Recycle Christmas Trees
After the holiday season, check with your city for locations to drop off Christmas trees, both live and dead. Many cities will accept live trees for planting in parks or along right-of-ways, or will mulch dead trees and give the chipped matter to residents or use it around public plantings. Check with your city parks department or waste/sanitation department to see what is offered.
Monitor Weather Forecasts
Even the low desert gets hit by frost. Be prepared to protect frost-tender plants, such as citrus, lantana, bougainvillea and hibiscus. Cover with burlap, old sheets or frost cloth. Let the cover drape all the way to the ground, to capture heat radiating from the earth under the cloth. Remove it in the morning before temperatures heat up to prevent plants from breaking dormancy under the warm "tent" you have created.

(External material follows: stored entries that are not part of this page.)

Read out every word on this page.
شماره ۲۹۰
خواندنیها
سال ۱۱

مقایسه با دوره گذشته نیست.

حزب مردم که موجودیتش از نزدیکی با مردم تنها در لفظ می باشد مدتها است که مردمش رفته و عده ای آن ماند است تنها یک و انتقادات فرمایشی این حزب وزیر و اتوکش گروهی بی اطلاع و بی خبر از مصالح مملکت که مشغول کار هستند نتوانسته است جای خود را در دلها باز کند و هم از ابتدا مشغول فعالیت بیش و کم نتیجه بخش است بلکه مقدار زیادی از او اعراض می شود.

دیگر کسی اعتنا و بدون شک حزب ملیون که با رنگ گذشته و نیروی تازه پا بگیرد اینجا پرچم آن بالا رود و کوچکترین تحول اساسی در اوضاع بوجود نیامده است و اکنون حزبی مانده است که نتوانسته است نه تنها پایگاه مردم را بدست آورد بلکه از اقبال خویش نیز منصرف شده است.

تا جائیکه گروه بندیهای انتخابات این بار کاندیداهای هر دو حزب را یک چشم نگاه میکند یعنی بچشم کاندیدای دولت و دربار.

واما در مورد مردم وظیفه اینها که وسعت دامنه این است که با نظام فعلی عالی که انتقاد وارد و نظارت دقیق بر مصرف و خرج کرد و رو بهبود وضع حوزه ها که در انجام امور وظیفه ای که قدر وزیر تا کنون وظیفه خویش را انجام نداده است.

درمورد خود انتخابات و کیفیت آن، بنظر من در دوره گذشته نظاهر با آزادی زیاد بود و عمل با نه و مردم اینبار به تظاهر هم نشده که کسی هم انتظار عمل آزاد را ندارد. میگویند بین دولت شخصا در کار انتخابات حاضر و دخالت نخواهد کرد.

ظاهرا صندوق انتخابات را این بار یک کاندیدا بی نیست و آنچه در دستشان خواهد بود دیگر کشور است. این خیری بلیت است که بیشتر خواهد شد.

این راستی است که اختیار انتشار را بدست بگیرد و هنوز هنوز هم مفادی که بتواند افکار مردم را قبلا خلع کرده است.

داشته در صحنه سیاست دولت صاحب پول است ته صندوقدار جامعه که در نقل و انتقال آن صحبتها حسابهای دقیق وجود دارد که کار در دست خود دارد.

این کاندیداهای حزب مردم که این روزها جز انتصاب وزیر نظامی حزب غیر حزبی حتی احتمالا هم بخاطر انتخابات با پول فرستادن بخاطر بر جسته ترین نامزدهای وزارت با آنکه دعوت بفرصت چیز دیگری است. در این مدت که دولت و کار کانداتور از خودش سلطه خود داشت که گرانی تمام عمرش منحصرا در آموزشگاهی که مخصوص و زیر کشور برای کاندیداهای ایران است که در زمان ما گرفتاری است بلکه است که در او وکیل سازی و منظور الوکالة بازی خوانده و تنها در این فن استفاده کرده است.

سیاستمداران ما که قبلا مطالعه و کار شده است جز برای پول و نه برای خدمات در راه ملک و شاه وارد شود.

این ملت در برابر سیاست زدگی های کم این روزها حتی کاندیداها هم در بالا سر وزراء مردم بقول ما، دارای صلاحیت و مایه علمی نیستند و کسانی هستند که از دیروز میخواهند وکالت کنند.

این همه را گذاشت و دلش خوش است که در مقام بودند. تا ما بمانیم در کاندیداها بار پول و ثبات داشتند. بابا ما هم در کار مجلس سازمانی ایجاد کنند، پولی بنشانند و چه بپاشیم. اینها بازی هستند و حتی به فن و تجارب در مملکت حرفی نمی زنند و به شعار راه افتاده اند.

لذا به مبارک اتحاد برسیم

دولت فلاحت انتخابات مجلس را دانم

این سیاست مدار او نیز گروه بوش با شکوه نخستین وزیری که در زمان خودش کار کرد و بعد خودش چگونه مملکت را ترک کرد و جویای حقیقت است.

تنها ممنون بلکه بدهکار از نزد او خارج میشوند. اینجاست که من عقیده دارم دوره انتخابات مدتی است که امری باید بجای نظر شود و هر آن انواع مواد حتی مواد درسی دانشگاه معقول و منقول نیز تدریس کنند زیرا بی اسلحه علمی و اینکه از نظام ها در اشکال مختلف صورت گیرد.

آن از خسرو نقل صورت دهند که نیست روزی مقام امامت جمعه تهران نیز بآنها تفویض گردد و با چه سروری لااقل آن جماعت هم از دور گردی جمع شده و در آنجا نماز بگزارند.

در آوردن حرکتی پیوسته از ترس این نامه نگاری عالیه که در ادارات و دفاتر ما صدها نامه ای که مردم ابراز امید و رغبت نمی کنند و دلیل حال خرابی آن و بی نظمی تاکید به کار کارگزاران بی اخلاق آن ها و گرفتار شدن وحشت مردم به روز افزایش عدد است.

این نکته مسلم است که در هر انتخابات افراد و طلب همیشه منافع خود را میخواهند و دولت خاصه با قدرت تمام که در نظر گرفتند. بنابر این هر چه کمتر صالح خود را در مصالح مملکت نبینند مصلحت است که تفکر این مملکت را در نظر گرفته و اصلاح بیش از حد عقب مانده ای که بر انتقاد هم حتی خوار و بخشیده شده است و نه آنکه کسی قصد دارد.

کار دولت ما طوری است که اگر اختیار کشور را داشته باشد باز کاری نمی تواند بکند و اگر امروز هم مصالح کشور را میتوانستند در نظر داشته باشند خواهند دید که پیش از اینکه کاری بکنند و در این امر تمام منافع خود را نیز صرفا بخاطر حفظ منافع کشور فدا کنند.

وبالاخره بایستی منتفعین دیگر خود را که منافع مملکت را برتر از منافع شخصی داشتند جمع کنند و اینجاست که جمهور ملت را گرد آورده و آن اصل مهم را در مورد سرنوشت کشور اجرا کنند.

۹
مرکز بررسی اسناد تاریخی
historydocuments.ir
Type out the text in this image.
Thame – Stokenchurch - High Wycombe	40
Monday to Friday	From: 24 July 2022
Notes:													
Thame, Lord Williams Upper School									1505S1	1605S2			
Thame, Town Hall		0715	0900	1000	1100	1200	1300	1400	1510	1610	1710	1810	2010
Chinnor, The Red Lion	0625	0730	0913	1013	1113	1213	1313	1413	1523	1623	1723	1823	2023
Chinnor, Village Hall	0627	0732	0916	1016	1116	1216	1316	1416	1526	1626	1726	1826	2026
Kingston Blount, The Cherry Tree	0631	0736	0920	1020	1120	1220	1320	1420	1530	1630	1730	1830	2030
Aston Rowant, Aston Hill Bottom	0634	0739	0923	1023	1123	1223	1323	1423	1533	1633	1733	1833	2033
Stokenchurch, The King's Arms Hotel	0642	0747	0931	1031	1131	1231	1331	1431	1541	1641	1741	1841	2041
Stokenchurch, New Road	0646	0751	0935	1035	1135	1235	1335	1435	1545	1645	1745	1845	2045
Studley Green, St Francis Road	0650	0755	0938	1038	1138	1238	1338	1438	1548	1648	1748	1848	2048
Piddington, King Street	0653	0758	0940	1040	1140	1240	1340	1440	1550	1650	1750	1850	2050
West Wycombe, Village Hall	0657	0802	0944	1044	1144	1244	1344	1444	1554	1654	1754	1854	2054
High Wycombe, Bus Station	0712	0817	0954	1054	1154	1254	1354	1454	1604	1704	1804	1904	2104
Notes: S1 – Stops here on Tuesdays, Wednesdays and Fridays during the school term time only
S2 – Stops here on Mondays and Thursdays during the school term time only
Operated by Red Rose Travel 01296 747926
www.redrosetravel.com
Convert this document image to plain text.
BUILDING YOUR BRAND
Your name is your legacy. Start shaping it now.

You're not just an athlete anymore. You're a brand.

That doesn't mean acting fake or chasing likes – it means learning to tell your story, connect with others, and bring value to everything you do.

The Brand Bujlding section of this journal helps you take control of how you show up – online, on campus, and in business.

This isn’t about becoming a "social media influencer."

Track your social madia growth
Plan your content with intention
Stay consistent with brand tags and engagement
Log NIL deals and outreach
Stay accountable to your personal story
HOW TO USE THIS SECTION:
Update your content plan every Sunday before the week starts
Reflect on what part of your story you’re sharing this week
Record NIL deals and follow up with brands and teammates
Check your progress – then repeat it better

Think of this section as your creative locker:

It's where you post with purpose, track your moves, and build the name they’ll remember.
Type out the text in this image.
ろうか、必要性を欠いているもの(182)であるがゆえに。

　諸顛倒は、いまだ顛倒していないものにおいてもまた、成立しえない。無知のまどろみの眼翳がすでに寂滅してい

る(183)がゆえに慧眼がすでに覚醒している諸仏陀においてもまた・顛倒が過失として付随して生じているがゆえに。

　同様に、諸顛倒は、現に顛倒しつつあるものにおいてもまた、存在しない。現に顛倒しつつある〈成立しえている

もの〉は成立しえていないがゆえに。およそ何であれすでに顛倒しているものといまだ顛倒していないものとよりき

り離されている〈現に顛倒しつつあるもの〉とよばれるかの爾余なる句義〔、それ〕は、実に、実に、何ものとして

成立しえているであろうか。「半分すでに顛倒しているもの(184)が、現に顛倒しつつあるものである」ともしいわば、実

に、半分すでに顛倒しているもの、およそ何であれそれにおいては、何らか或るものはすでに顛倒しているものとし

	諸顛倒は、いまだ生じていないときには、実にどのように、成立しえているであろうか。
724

Watch for after-holiday sales of amaryllis and paperwhite bulbs. There's still plenty of time to force them indoors for spring bloom. The amaryllis may be sprouting a bloom stalk already. Buy bareroot roses even if you don't have time to immediately dig planting holes. They are arriving in nurseries, so get them while the selection is good. Make sure the roots stay wrapped in moist sawdust or peat moss until you plant. Bareroot roses can be planted through February in the low desert.
Plant Cool-Season Vegetables
Continue succession sowing cool-season lettuces, greens and root crops. Transplant or sow cabbage, broccoli, cauliflower and Brussels sprouts. Asparagus roots can be transplanted now. Plant vegetables where they will receive 6 to 8 hours of sun daily.
Monitor Bulb Beds
Many bulbs planted in the fall should be poking foliage up by now. Make sure soil stays somewhat moist, but not overly wet. Pull winter weeds immediately so they don\'t compete. Apply a balanced fertilizer if foliage appears yellow. Layer 2 to 3 inches of mulch, or sow a low-grower such as alyssum around the \"feet\" of your bulbs.